If you really want to (and/or need to) use custom elements, look into XML. In XML you can "make up" your tags, but can still apply CSS and open the documents in a browser.
For example, save the following two files, and then open the XML file in a browser:
index.xml
<?xml-stylesheet href="style.xml.css"?>
<example>
<summary>
This is an example of making up tags in XML, and applying a stylesheet so you can open the file in a browser.
</summary>
<main>
<container>This is the stuff in the container</container>
</main>
</example>
style.xml.css
summary {
display:none;
}
main container {
border:2px solid blue;
background:yellow;
color:blue;
}
HTML is standardized, you can't simply invent new elements. Some browsers will render the text content of an element they don't recognize, but not all will, and your HTML will not be valid HTML in such a case.

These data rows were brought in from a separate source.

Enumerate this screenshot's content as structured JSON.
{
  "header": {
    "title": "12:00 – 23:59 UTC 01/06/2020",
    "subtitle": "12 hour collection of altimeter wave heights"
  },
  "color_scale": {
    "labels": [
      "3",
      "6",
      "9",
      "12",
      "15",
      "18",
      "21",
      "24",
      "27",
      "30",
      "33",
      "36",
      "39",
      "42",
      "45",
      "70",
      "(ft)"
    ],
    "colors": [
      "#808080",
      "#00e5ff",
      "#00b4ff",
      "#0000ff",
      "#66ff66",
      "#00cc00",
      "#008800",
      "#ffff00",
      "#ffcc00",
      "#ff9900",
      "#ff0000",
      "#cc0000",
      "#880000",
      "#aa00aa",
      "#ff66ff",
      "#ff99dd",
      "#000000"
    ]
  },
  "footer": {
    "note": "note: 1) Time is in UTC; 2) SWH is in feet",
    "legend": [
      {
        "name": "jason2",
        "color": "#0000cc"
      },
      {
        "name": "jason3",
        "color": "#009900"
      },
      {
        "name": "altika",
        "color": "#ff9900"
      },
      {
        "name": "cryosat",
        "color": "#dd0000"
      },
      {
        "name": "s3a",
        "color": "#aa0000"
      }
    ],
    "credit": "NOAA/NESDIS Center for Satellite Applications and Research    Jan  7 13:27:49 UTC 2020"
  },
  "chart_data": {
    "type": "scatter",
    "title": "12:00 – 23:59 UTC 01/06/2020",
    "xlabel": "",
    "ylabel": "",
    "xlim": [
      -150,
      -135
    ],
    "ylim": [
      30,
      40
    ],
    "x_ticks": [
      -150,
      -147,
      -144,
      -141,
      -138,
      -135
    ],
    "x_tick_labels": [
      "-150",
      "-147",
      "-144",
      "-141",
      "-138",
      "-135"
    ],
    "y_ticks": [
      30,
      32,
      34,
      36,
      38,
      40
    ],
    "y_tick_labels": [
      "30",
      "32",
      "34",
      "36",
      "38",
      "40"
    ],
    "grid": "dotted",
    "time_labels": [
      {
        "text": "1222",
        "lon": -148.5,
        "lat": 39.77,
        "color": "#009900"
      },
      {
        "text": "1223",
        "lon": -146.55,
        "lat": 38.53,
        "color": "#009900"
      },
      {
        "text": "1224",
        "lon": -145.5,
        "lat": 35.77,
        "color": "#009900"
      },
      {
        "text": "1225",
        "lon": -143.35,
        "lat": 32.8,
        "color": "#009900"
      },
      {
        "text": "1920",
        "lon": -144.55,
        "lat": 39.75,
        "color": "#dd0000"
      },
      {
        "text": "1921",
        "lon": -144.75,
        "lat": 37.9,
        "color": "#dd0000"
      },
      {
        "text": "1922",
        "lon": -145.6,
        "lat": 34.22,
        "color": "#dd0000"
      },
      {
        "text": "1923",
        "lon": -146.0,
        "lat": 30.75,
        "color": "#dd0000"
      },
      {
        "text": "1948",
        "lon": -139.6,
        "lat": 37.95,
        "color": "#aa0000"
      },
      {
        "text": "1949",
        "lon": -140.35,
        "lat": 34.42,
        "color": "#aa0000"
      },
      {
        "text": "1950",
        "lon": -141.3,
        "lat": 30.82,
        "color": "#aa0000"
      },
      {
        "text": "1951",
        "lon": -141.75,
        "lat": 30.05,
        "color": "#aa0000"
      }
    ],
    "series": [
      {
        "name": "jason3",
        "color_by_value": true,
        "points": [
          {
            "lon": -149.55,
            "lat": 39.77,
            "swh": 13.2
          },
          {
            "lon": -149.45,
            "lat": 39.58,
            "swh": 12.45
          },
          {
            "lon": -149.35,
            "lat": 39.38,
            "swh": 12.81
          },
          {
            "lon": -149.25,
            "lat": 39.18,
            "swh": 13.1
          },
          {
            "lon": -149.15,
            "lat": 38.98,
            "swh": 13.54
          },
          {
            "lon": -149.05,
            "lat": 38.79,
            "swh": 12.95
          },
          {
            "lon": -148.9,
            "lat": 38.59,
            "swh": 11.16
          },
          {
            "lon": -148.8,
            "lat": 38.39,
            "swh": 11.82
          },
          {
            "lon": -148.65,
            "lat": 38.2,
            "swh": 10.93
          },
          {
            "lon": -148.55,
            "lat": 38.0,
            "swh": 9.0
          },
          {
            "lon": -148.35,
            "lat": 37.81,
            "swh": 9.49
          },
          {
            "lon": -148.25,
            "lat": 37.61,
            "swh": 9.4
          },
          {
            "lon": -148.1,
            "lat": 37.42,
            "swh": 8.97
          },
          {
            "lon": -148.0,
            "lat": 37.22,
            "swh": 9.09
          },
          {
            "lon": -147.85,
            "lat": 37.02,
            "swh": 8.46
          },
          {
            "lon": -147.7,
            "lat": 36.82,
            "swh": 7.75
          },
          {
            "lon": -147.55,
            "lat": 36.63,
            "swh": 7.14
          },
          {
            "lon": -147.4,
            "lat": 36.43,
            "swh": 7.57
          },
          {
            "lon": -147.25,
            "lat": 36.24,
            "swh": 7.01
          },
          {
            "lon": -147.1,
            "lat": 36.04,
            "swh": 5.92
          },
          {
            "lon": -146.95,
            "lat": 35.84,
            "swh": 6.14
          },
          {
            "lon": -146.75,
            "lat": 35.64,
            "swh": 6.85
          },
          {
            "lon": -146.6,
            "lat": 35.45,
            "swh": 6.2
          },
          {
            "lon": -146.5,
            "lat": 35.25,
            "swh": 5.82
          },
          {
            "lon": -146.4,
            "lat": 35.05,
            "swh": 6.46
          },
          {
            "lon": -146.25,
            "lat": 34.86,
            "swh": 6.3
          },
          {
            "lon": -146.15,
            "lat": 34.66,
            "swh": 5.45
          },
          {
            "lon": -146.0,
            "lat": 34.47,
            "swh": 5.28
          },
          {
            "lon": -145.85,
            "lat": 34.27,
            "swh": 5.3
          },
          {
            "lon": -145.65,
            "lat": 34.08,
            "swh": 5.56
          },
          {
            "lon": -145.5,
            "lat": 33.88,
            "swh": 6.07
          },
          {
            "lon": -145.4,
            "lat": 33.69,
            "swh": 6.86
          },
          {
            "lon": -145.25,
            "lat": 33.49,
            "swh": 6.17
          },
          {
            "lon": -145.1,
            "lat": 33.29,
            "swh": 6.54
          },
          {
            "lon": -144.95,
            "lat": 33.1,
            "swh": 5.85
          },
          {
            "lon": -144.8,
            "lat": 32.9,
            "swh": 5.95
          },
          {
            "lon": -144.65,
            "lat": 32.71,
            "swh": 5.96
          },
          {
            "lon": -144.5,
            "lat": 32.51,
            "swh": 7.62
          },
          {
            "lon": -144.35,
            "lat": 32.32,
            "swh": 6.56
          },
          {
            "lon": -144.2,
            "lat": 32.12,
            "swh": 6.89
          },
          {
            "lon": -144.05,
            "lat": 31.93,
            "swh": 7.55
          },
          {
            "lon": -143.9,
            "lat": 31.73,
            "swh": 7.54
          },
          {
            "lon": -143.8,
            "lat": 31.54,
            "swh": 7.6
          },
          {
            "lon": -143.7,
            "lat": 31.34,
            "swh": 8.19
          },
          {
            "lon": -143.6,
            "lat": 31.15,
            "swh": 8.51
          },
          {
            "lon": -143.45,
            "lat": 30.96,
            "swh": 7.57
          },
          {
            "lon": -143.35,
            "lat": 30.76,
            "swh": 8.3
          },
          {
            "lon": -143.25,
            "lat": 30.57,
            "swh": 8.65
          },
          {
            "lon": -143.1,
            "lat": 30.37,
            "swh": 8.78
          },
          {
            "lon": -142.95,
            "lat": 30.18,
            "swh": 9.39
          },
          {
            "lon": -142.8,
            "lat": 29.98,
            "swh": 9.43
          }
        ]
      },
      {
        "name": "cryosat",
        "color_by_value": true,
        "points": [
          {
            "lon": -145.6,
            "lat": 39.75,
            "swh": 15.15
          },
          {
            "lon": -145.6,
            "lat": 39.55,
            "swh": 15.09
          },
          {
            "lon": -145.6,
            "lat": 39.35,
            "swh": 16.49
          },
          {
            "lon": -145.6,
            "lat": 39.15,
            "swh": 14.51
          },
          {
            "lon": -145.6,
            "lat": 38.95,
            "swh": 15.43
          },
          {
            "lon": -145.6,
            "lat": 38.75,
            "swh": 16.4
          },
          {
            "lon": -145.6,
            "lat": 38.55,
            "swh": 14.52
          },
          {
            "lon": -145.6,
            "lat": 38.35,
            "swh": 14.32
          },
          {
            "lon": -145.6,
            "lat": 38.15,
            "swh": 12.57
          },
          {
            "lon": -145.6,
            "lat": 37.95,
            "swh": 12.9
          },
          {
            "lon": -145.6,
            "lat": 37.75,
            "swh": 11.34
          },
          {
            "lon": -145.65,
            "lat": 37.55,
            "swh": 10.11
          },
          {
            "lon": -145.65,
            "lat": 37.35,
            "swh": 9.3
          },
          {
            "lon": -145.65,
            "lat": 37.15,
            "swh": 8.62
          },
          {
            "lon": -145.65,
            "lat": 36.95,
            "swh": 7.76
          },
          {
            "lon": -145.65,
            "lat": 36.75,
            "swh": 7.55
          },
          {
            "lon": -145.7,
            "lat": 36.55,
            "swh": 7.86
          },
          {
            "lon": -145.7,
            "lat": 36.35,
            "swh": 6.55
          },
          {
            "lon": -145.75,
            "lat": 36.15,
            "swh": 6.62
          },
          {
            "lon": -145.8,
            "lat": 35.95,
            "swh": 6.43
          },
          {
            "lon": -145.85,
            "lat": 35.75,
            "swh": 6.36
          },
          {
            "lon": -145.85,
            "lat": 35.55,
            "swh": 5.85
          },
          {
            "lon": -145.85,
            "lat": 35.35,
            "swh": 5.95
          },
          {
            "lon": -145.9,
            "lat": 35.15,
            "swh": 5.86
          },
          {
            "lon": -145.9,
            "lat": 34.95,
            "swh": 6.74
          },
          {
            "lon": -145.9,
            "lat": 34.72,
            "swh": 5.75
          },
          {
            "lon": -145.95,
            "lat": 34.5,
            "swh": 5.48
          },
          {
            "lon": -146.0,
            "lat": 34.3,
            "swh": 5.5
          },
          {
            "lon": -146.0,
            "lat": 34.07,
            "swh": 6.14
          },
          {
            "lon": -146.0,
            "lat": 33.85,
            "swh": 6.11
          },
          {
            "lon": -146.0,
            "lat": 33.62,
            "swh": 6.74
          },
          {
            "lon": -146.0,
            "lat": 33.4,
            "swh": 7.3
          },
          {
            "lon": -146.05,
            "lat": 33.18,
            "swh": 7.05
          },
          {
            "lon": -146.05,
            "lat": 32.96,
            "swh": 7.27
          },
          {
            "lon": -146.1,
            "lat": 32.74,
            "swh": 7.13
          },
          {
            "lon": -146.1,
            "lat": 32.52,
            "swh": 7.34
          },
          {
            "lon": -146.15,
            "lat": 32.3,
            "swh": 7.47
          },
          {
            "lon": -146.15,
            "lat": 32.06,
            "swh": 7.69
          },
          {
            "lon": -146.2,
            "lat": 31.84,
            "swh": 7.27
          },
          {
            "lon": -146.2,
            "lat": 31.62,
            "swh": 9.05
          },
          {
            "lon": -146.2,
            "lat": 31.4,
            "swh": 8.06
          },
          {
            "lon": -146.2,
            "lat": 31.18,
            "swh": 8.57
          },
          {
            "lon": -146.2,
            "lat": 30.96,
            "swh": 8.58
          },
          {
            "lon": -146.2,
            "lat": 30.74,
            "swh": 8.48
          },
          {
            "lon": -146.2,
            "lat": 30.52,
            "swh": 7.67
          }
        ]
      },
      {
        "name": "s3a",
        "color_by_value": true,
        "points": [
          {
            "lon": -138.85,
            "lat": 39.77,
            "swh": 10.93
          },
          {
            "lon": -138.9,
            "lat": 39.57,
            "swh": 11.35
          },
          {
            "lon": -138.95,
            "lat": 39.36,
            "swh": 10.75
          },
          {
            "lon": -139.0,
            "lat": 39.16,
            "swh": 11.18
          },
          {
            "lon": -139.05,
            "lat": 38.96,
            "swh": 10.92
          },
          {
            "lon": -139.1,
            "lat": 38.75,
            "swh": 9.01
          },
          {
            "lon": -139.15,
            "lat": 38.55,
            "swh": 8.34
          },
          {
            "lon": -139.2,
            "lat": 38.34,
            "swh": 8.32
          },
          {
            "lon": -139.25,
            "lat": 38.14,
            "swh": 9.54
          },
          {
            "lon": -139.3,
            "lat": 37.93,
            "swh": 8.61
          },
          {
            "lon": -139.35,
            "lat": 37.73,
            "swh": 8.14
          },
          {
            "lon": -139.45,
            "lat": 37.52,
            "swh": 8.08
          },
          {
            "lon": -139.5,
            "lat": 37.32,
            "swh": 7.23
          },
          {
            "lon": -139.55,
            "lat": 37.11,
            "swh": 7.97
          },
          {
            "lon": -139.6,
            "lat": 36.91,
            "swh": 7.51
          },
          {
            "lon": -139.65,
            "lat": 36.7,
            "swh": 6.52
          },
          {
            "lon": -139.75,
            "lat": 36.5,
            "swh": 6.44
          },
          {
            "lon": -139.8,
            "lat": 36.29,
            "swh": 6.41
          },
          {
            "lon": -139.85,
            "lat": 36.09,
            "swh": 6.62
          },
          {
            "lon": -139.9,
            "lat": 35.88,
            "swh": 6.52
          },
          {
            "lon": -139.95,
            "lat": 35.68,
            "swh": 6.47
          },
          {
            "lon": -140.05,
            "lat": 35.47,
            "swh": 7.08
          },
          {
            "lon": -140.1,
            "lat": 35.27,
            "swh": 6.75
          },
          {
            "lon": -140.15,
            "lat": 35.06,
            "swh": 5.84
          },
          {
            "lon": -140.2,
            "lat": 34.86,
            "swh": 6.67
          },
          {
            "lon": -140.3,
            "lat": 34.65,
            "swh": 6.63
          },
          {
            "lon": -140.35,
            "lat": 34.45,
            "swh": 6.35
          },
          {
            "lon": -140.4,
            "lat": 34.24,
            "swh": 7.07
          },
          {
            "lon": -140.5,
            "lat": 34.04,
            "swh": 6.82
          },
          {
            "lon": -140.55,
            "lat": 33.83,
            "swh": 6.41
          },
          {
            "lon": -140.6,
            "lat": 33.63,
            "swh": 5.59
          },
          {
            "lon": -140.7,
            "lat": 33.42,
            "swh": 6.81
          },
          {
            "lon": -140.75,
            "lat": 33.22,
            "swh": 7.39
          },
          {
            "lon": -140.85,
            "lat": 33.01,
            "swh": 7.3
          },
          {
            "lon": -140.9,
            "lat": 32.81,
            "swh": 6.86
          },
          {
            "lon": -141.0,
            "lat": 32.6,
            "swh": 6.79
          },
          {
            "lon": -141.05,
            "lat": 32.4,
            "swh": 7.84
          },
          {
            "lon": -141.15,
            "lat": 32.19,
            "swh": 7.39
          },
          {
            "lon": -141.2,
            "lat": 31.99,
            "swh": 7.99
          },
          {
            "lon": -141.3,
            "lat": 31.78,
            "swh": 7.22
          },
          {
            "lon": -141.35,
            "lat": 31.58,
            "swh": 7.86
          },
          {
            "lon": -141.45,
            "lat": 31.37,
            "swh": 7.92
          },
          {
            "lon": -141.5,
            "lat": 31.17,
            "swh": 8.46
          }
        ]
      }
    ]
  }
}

HTML is a defined language, the elements and tags have certain meaning within the format. You cannot invent a new element not only because browsers may render those elements inconsistently, but also because the meaning and structure of the document becomes invalid.
You are best using the element that has the correct meaning for the content you wish to deliver. If you require a generic container for styling, the correct element is a div. There are similar elements that also provide some semantic meaning. I would recommend checking out a HTML tag index and HTML5 doctor for assistance in picking the correct element.
It sounds as though <div class="container">...</div> is the closest to what you need from your brief description.
If custom elements make your HTML easier to read and manage, go ahead and use them.
Since this question has been asked, custom elements have since been added to the WHATWG HTML Living Standard, along with an associated JavaScript API. Some web component frameworks are already implementing some of these specifications. It's no longer taboo like it was back in 2011. (I remember having some unpleasant issues dealing with the DOM in Internet Explorer when trying to use newly-announced HTML5 elements.)
As of writing this (November 2018), custom elements have been implemented into several major browsers. However, the MDN lists Microsoft Edge as having not yet implemented custom elements, although a blog post from 2015 says that the Edge team is "excited to continue to support and contribute to this journey."